There was a thing called Reverse Hungarian that put an abbreviation for the type in the variable name. That had some value to work on very small screens without much scrolling.
It's even more human-readable this way though (IMO), because it saves you from having to pull a type field from somewhere of a soup of a log message. With the key-identified format, the type is guaranteed to be directly before the data.
> The type of every JSON object field should be uniquely determined by its field name.
Fields of variant/oneof/union type are really useful, so I don't agree with this. The problem regarding JSON serialization of type-tagged fields and streaming parsers is very well observed though.
I suppose one nice thing about adding a sibling "type" key, is it allows you to have the option to make a non-variant field a variant later on (by allowing the type field to have a default if it's missing).
You can do union types with the same mechanism: `{"foo": FooTypedValue}` or `{"bar": BarTypedValue}`. No variant, admittedly, but there's no making open-ended JSON objects fast no matter what you do. The problematic thing with `"type"` is that it forces the parser to treat your entire message as variant.
That's not a variant, it's just 2 optional fields: one called "foo" and one called "bar". A validating parser then has to know that they are semantically linked. Admittedly this is what protocol buffers does in the binary wire format, because oneof's are just a frontend hack (iirc the latest value decoded gets kept), but it's not the same.

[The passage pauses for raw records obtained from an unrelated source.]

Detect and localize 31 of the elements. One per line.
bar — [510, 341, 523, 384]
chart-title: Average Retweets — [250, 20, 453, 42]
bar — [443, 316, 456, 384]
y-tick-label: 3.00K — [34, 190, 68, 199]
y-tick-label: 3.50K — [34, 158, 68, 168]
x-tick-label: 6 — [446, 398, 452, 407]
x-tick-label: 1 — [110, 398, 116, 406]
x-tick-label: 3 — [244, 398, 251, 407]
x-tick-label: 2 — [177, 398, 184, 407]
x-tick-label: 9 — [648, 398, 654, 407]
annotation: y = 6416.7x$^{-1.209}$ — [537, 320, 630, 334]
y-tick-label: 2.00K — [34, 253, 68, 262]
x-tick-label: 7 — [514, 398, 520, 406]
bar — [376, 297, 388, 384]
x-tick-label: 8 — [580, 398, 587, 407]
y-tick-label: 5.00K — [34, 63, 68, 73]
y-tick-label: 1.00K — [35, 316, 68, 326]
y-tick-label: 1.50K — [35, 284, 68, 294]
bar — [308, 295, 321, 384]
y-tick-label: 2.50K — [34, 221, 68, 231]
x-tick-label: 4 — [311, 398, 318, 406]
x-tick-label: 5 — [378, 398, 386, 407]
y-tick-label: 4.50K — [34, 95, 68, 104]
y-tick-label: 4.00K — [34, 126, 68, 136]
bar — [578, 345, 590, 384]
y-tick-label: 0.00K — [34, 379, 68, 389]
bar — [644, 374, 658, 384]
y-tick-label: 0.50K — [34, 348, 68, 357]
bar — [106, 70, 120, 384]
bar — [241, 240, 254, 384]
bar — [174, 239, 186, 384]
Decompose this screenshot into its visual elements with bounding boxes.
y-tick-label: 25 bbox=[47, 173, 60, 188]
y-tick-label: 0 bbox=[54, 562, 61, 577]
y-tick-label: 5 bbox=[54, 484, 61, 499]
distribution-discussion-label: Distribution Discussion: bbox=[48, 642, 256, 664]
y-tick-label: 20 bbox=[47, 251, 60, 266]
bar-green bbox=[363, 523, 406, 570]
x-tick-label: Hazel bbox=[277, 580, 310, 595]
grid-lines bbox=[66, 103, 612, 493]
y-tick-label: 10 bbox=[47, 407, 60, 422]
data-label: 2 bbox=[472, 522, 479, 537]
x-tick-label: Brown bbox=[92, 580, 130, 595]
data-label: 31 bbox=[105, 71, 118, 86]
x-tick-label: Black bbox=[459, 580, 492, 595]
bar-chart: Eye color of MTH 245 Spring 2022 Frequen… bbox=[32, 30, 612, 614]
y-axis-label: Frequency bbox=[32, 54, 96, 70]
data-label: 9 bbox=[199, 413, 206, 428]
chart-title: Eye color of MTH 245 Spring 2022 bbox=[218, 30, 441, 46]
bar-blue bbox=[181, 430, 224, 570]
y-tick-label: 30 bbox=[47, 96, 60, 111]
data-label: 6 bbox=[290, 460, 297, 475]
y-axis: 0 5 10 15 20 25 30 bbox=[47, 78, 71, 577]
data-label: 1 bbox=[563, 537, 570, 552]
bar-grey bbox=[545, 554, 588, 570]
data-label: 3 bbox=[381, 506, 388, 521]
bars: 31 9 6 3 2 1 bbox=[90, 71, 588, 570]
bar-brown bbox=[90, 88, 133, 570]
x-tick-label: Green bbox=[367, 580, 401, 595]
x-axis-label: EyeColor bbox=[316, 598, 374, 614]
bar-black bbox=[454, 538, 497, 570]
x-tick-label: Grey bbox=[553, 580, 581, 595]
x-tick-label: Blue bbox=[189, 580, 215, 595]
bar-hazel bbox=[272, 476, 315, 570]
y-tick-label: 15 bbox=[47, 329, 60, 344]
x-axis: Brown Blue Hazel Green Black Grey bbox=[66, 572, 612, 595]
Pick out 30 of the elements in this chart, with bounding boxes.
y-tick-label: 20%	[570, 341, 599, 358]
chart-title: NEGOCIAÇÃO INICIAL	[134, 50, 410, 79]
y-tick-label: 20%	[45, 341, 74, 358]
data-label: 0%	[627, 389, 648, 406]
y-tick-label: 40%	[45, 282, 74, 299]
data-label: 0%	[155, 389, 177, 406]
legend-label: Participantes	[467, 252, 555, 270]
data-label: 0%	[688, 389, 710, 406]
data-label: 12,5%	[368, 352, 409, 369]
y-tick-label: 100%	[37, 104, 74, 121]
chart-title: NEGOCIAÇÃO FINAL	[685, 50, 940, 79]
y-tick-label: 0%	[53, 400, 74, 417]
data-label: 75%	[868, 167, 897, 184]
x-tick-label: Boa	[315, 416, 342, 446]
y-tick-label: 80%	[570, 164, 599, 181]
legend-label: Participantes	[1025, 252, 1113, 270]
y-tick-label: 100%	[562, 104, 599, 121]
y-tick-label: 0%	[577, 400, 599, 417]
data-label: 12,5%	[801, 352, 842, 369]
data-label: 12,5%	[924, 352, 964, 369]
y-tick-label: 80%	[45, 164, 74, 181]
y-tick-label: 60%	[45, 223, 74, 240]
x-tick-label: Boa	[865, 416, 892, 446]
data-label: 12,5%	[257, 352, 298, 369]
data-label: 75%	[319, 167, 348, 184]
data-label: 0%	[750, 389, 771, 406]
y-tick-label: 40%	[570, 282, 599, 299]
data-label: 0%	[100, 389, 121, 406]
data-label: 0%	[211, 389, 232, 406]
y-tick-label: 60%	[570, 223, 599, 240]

this is how I usually write JSON. { “type”: foo, … } is more verbose and can lead to issues if you forget to check the type, and moreover it makes it easier to generate some complex types.
If you render this `{"MyMessageType":{...}}` structure, people who live in statically typed languages will hate you. At best you've created a union type with a truly vast number of possible cases. In practice you've forced this to be read as `Map<String, JsonNode>` and dynamically interpreted.
Unless your problem domain routinely streams gigabytes of data across an API, don't do this. And if it does stream gigabytes of data across an API, figure out how to chunk the data and still don't do this.